Emmy's ignore motorcycle drama, the Sons of Anarchy snub
It won’t be the last time bikers feel the cold, unwelcoming shoulder from the non-riding world, but yesterday's missing Emmy nominations for anything ‘Sons of Anarchy’ has the two-wheeled world buzzing.
Sure, not including the wildly popular FX drama in the latest round of television awards doesn’t stack against the uncomfortable stares bikers still occasionally endure when visiting new or non-riding establishments. But as a group we’re used to being considered among America’s most wanted by America’s most oblivious who haven’t quite worked out bikers run the gamut of lawyers, police and every other profession imaginable.
Forgetting the edgy scripts and excellent storylines from the motorcycle drama for a moment, even television critics were stunned by Sons of Anarchy’s leading lady Katey Sagal being omitted from the nominations, something considered as good as done as recently as a week ago.
‘If there was an Emmy for the most obvious and egregious snub, it might go this year to Katey Sagal,’ wrote Mary McNamara in the Los Angeles Times, ‘[she] delivered a stunning performance this year as biker doyenne Gemma in “Sons of Anarchy.”’
Newsweek’s Joshua Alston noted ‘As the damaged matriarch of a biker gang, Sagal turned in a masterful performance in what had to be the most emotionally challenging arc in the past year of television’ while Tim Goodman at SF Gate put it a little more bluntly calling the omission ‘an inexcusable oversight [on] Katey Sagal (who not only should have been nominated, but was far and away the best actress in the category)’.

And having no mention of the motorcycle drama in any category had some entertainment writers wondering.
‘Kurt Sutter's Shakesperean roadshow has given FX Rescue Me-like ratings, where Emmy darling and soon-to-be cancelled Damages (which is also fantastic) didn't. Katey Sagal in particular had a breakout season in Son's second year, so what we want to know is, how many Mayan associates are on this friggin Emmy commitee?’ Hilary Rothing asked on UGO Entertainment.

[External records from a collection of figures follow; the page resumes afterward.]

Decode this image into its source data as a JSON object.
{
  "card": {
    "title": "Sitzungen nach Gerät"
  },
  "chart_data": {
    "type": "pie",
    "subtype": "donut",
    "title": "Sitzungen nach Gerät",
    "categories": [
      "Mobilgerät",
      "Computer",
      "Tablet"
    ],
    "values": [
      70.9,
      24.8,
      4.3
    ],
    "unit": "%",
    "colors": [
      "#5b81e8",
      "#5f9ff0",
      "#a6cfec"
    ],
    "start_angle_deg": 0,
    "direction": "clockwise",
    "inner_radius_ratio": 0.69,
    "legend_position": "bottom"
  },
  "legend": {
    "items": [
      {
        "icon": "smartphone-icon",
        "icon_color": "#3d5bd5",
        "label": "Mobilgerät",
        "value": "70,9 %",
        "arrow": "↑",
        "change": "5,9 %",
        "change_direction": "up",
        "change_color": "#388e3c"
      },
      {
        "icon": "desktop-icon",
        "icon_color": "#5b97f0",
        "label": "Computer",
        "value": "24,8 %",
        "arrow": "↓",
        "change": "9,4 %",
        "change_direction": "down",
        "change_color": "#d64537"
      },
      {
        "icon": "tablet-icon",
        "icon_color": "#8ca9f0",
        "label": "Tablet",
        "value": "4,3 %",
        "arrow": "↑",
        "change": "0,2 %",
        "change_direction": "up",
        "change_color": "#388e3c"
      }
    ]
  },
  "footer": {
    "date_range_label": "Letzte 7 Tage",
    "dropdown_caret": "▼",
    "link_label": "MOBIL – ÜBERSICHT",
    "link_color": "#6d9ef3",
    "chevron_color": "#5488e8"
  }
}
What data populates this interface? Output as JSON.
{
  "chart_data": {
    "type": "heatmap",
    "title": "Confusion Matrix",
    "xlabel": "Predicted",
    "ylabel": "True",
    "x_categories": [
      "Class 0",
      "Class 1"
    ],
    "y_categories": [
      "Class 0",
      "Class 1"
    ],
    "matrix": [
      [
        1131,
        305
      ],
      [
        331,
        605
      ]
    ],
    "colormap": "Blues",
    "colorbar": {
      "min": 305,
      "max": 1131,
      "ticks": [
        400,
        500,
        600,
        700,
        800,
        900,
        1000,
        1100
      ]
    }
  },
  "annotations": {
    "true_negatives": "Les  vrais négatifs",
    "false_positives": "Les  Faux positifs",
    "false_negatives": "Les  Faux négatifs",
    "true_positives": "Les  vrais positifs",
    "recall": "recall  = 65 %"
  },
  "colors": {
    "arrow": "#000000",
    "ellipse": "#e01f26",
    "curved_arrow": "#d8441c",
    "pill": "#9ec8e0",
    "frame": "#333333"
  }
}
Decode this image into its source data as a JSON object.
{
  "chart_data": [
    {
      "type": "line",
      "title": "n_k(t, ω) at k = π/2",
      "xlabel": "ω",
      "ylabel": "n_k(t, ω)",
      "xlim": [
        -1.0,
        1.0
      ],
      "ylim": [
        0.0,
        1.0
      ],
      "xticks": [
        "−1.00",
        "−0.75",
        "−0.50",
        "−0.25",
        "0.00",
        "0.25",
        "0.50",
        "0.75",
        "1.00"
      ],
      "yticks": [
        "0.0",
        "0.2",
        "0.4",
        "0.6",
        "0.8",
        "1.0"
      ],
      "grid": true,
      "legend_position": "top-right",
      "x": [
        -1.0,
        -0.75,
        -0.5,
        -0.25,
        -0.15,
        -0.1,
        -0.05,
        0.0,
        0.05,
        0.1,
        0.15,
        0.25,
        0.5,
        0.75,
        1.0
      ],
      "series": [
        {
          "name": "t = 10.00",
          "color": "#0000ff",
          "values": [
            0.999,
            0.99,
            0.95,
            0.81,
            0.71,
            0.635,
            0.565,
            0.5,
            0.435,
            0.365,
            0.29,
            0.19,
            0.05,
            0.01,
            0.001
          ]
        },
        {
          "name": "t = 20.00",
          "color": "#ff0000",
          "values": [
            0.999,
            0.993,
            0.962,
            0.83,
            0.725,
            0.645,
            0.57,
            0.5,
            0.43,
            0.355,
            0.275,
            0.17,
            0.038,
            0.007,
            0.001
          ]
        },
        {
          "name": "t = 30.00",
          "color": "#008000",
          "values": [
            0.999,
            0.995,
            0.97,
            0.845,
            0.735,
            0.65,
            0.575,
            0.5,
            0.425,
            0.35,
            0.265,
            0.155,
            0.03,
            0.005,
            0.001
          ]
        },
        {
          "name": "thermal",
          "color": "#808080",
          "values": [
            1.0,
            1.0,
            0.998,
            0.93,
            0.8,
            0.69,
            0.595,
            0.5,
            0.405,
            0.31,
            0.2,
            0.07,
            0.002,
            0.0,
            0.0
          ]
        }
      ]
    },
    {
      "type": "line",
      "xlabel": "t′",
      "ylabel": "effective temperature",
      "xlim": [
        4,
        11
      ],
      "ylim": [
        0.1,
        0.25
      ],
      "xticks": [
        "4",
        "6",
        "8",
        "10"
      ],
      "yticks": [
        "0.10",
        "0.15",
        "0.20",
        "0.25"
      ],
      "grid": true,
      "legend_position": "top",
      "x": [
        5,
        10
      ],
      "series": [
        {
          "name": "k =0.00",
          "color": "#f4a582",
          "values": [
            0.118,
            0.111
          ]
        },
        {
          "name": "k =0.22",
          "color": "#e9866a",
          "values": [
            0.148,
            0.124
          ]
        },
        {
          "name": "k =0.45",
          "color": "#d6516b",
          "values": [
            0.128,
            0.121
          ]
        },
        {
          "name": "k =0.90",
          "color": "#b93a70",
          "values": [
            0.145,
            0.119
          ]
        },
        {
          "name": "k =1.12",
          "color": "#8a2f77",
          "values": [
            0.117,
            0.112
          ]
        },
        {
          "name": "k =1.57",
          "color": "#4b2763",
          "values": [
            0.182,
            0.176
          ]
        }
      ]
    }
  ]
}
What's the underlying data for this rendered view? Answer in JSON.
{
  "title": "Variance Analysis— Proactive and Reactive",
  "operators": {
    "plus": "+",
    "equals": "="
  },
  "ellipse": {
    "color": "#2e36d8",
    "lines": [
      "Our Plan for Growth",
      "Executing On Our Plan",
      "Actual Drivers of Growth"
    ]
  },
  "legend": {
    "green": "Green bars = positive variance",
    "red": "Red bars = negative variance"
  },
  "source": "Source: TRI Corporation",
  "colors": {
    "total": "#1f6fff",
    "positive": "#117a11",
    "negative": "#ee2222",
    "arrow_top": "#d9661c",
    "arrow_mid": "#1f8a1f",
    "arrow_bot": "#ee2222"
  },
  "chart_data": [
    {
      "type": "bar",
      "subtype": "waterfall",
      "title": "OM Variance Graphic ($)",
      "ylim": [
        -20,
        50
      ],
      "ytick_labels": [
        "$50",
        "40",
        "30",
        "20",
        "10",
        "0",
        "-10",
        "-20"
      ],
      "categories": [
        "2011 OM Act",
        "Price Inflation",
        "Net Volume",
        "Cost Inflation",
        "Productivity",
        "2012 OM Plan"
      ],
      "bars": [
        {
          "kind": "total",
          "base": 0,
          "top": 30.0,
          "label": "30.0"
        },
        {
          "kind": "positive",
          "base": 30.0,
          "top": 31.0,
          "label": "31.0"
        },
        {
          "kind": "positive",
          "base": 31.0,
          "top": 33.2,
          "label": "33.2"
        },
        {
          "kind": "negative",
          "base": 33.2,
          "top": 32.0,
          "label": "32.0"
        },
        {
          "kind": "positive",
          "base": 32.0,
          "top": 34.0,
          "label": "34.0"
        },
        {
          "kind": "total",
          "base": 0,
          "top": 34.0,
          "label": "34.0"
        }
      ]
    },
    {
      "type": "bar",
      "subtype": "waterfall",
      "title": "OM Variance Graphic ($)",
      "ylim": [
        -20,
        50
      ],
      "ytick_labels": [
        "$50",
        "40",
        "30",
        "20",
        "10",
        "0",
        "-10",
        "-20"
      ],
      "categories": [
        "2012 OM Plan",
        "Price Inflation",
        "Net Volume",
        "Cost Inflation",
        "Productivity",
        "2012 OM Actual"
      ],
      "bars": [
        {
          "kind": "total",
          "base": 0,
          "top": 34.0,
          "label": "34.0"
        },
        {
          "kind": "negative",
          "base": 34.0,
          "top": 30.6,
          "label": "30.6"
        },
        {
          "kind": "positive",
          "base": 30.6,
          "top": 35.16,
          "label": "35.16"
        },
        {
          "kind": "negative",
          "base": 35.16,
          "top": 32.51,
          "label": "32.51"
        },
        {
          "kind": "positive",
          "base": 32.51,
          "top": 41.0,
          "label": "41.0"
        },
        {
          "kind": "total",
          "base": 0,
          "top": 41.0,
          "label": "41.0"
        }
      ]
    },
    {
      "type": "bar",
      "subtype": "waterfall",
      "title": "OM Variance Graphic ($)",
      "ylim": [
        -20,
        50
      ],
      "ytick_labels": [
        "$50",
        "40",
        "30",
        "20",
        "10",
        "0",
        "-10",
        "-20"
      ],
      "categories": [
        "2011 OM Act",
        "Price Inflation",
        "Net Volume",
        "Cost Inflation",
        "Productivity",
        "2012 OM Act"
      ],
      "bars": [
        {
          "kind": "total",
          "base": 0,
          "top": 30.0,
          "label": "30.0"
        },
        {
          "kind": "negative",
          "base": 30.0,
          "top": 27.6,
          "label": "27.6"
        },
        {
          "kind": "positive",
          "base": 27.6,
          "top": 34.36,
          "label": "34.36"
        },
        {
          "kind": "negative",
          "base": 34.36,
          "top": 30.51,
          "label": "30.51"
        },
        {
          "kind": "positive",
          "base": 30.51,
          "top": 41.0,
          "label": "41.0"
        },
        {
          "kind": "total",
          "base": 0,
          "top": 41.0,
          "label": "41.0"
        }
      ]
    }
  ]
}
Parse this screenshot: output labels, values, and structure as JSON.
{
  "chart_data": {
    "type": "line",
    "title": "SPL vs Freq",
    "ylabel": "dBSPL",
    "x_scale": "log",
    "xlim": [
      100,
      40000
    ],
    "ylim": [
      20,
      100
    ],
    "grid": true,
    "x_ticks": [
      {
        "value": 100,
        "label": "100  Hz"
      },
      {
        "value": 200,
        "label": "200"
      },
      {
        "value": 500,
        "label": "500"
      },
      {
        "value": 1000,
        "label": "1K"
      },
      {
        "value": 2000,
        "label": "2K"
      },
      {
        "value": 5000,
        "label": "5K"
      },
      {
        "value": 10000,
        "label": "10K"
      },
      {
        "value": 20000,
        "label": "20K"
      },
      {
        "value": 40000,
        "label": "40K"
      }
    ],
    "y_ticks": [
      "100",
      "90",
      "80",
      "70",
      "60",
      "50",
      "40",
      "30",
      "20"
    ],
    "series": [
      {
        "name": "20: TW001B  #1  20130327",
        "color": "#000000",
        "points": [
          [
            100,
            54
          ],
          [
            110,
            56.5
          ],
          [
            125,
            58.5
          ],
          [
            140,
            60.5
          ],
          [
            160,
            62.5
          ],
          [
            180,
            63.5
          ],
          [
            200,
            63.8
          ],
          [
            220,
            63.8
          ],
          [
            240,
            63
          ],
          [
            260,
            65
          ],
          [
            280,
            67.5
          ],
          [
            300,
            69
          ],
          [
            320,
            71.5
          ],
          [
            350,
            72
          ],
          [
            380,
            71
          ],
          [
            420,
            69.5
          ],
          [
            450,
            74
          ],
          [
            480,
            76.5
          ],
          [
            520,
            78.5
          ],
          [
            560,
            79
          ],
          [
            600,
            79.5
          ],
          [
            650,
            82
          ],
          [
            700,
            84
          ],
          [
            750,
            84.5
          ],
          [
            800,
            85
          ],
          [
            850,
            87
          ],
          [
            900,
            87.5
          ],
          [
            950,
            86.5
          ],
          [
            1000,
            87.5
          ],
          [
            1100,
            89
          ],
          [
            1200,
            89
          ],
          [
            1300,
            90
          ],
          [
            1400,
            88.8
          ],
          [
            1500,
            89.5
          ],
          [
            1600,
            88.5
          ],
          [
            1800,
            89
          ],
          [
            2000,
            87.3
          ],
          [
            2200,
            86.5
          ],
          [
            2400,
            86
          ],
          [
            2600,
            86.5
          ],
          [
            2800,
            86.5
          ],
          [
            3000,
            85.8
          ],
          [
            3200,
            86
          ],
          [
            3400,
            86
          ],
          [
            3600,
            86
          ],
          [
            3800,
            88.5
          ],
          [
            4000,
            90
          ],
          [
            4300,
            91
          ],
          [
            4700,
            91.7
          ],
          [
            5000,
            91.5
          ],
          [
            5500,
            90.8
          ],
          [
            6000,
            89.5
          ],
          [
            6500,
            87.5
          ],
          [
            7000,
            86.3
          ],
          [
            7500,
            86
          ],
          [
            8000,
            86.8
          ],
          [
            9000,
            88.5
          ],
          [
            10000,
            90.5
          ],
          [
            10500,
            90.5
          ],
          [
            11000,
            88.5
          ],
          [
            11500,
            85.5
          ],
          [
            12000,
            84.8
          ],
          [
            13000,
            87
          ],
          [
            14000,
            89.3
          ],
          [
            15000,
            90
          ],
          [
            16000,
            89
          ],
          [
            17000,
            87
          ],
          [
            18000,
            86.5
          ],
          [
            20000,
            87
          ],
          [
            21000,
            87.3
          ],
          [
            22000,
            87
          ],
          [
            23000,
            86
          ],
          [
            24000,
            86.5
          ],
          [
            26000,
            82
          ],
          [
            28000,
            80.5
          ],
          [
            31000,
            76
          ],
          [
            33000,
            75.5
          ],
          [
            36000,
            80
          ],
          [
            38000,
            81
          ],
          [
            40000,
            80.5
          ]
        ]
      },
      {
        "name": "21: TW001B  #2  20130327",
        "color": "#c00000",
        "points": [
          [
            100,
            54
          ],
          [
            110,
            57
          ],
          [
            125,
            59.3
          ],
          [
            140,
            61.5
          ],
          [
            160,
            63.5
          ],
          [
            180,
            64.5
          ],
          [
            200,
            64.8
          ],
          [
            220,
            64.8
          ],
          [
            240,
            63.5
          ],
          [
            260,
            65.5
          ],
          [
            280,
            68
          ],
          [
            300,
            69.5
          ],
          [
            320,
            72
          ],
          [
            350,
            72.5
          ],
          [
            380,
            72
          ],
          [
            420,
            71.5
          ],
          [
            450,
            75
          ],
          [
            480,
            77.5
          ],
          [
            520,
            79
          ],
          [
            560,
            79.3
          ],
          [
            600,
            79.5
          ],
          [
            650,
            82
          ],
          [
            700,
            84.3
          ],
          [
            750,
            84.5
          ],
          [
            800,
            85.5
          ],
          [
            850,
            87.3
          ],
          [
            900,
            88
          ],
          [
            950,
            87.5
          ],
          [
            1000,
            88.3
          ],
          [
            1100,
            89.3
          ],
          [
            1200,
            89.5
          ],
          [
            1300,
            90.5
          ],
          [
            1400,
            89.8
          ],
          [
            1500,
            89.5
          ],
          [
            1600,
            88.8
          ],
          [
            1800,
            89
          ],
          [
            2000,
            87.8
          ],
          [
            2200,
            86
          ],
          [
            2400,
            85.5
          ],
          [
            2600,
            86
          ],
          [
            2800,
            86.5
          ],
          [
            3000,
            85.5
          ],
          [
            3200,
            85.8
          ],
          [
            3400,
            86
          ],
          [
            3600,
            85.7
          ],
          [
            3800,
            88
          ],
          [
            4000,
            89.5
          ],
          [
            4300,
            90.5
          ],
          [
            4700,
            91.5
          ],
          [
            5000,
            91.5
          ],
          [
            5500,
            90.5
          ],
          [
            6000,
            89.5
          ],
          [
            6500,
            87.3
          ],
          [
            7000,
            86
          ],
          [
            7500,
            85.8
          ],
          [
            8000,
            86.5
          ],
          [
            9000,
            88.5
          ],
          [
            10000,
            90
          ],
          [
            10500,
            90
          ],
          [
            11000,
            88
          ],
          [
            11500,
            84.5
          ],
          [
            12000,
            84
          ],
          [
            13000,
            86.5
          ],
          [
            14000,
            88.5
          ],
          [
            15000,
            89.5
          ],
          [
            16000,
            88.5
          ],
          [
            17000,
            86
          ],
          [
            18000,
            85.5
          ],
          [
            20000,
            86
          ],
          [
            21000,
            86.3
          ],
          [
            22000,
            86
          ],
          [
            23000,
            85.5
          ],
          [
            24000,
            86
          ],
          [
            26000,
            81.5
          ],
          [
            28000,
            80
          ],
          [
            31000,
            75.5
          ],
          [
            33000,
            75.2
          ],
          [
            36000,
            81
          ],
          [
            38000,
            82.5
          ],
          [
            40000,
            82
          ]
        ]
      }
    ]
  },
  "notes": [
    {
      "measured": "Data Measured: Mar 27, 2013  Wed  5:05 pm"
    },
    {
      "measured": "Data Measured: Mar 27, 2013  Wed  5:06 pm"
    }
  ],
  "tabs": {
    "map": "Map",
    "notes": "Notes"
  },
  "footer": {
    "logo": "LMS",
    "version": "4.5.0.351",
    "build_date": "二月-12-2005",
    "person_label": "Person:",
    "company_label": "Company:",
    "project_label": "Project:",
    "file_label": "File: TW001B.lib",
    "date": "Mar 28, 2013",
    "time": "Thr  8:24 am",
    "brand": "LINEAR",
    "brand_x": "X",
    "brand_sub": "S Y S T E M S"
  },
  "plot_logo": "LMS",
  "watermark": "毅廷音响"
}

The oversight can't be put down to the lack of success. Achieving numbers never seen before with either cable or broadcast television, the second season of Sons of Anarchy showed the largest season-to-season growth in adults ages 18-49 with 81 percent more people tuning in and 80 percent increase in males 18 to 49. The total number of viewers for the show grew 72 percent.
Of course Sons of Anarchy creator, producer and writer Kurt Sutter had his own opinion of the motorcycle drama being overlooked.
‘Let's face it, kids, we are the dirty-faced outlaws who no one wants in their clean white town. We are too loud, too violent, too brash,’ Sutter wrote in his usual cutting style, ‘We don't sing, have pretty sets, or wear retro suits. They admire us from afar, wish they could do what we do, then they pull the shades and settle for the familiar and safe.’
He does humorously acknowledge, ‘if we were nominated I'd be calling the Academy geniuses’.
Without one SAMCRO sighting in this year’s Emmy nominations the plan of having a roaring open to the TV awards show by a pack of Harley-Davidson’s will be put back on the shelf until the next Hollywood awards extravaganza. It’s a shame really, having real life husband and wife Kurt Sutter and Katey Sagal walking the red carpet surrounded by leather clad motorcycle club bodyguards would have made for great television.
But being of the robust nature bikers are known for, the non-nomination will be taken in stride and is really best summed up by Los Angeles Times’ Mary McNamara, ‘If this kind of dramatic performance doesn't earn you an Emmy nomination — Jodie Foster won an Oscar for “The Accused” for heaven’s sake — then I don’t know what this town is coming to.’